FUENTES: Richard Spencer, I think it's tough to say. I hear what Richard Spencer says and I agree with some of it, but at the same time, the things that he condones in the movement and some of the optics that he brings to the movement are not good for what we're trying to say. What we're trying to say is pretty common sense in terms of being traditionalist. The new right and some parts of the alt-right, what we're trying to bring to the table is a common sense, pretty palatable message. Richard Spencer comes along and he brings optics that looks like Nazis. Heil Trump and Heil Victory that he said at the NPI speech, when he did the Ticki Torch Rally in Charlottesville trying to bring up some imagery that looks like the KKK. I would say that Richard Spencer needs to figure out what kind of movement he wants. If he wants it to be something that is for mass-market appeal, something that could actually achieve something or people who just want to troll the left. I think there is a certain value in trolling the left. I understand that. But he also needs to understand that it will go nowhere fast if that's what he's trying to do.


THE PLAINSMAN: In one episode of your show on Right Side Broadcast you had said that you didn't want CNN to be more honest, you wanted 'the people that run CNN to be arrested, deported or hanged.' I think the Network later apologized for that, but do you regret saying that or do you still believe that?

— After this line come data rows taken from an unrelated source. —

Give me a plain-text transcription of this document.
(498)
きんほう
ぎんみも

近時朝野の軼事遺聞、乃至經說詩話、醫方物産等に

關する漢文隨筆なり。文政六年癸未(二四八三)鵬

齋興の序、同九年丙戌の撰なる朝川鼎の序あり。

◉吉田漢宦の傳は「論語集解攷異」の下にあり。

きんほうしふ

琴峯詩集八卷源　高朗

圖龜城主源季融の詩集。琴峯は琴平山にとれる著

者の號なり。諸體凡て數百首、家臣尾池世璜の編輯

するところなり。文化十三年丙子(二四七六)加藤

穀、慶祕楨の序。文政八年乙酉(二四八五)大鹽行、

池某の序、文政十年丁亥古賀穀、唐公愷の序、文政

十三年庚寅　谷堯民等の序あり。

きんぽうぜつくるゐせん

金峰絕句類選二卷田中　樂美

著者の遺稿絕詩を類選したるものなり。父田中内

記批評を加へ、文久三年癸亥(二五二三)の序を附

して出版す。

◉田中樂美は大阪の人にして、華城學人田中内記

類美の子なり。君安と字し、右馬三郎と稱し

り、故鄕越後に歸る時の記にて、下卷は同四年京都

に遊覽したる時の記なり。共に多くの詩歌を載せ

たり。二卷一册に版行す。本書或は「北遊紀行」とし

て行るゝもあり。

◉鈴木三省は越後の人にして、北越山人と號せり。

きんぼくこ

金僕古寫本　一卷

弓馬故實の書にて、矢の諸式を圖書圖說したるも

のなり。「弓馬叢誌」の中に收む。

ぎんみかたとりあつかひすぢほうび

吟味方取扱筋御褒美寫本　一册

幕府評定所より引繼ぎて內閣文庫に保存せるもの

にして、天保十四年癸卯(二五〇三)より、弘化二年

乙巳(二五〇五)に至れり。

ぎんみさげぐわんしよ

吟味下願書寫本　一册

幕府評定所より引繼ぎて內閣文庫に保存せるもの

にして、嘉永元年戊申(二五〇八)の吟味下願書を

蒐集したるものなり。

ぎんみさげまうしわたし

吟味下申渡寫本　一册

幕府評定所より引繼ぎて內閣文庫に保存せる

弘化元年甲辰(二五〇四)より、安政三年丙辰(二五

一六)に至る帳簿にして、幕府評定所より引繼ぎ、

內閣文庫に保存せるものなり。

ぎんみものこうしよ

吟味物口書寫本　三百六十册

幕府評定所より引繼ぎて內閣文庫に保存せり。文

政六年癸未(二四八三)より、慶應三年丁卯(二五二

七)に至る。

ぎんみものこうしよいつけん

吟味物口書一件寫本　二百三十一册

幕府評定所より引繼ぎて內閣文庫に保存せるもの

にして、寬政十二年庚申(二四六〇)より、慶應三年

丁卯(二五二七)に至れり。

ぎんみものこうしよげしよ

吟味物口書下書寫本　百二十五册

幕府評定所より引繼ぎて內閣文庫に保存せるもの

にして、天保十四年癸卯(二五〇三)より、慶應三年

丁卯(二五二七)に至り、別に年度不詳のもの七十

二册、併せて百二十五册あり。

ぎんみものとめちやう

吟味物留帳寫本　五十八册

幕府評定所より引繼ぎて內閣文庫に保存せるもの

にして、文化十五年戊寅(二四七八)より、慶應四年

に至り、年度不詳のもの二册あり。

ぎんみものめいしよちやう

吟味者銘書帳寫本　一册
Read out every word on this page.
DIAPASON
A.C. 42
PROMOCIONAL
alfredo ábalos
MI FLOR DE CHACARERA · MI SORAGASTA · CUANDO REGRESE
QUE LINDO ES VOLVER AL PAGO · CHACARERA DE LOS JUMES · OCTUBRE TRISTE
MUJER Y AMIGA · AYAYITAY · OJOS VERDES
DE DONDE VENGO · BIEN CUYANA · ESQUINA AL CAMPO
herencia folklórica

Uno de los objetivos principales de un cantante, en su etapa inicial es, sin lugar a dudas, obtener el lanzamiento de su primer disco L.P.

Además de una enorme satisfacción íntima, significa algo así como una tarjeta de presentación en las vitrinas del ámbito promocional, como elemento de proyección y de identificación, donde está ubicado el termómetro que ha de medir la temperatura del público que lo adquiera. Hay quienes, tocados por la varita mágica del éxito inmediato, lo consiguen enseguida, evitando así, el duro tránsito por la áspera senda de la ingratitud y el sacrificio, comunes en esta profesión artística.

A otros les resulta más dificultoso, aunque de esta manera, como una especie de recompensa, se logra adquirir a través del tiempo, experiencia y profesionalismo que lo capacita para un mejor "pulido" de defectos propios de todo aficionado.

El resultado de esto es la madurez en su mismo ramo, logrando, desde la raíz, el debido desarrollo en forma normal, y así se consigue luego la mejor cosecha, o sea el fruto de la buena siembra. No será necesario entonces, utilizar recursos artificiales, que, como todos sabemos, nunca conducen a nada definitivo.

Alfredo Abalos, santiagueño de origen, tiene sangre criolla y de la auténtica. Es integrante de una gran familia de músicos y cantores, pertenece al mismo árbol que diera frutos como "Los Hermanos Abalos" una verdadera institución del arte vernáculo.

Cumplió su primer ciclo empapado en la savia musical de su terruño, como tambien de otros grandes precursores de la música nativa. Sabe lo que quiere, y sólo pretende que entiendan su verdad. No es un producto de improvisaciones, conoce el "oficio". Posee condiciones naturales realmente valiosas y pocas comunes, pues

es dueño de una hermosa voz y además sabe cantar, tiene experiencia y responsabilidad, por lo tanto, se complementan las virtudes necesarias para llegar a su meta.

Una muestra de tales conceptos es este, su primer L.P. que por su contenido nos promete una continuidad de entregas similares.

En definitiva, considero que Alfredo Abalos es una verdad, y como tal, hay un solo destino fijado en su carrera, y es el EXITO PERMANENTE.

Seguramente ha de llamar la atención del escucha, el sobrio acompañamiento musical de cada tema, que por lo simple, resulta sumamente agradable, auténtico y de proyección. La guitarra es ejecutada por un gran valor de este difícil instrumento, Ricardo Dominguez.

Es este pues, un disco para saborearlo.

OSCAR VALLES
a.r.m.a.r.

FUENTES: I regret nothing. Maybe I should have phrased it in a different way. And I did rephrase it in the next episode, but the sentiment was there. The sentiment was that the people that are running our country, the people that are running the media, the people that are running the government, the people who run Wall Street, the ruling cartel, the ruling elite, they know perfectly well what they're doing to the country. They're destroying it from the inside out. They know it. The sentiment was that it's not so simple that people on CNN are biased. It's not that we want them to be unbiased. It's that people who want to ruin our country, there has to be serious consequences. That means that Hillary Clinton going to jail. That means people in the press who are supposedly supposed to be protecting the country face some consequences for their actions. While that didn't constitute a direct threat to CNN, perhaps that was rhetoric, I will say the sentiment remains.


THE PLAINSMAN: RSBN is based in Auburn. Did that play any role in you choosing to come here or wanting to come here?

FUENTES: No, no. Like I said, it was one of my first choices before RSBN even existed when I graduated from Auburn.


THE PLAINSMAN: Have you applied? When do you plan on applying?

FUENTES: I have and I've already been admitted. It's just a matter of getting over there.


THE PLAINSMAN: When did you apply?

FUENTES: I applied, I believe, in May. I applied in May.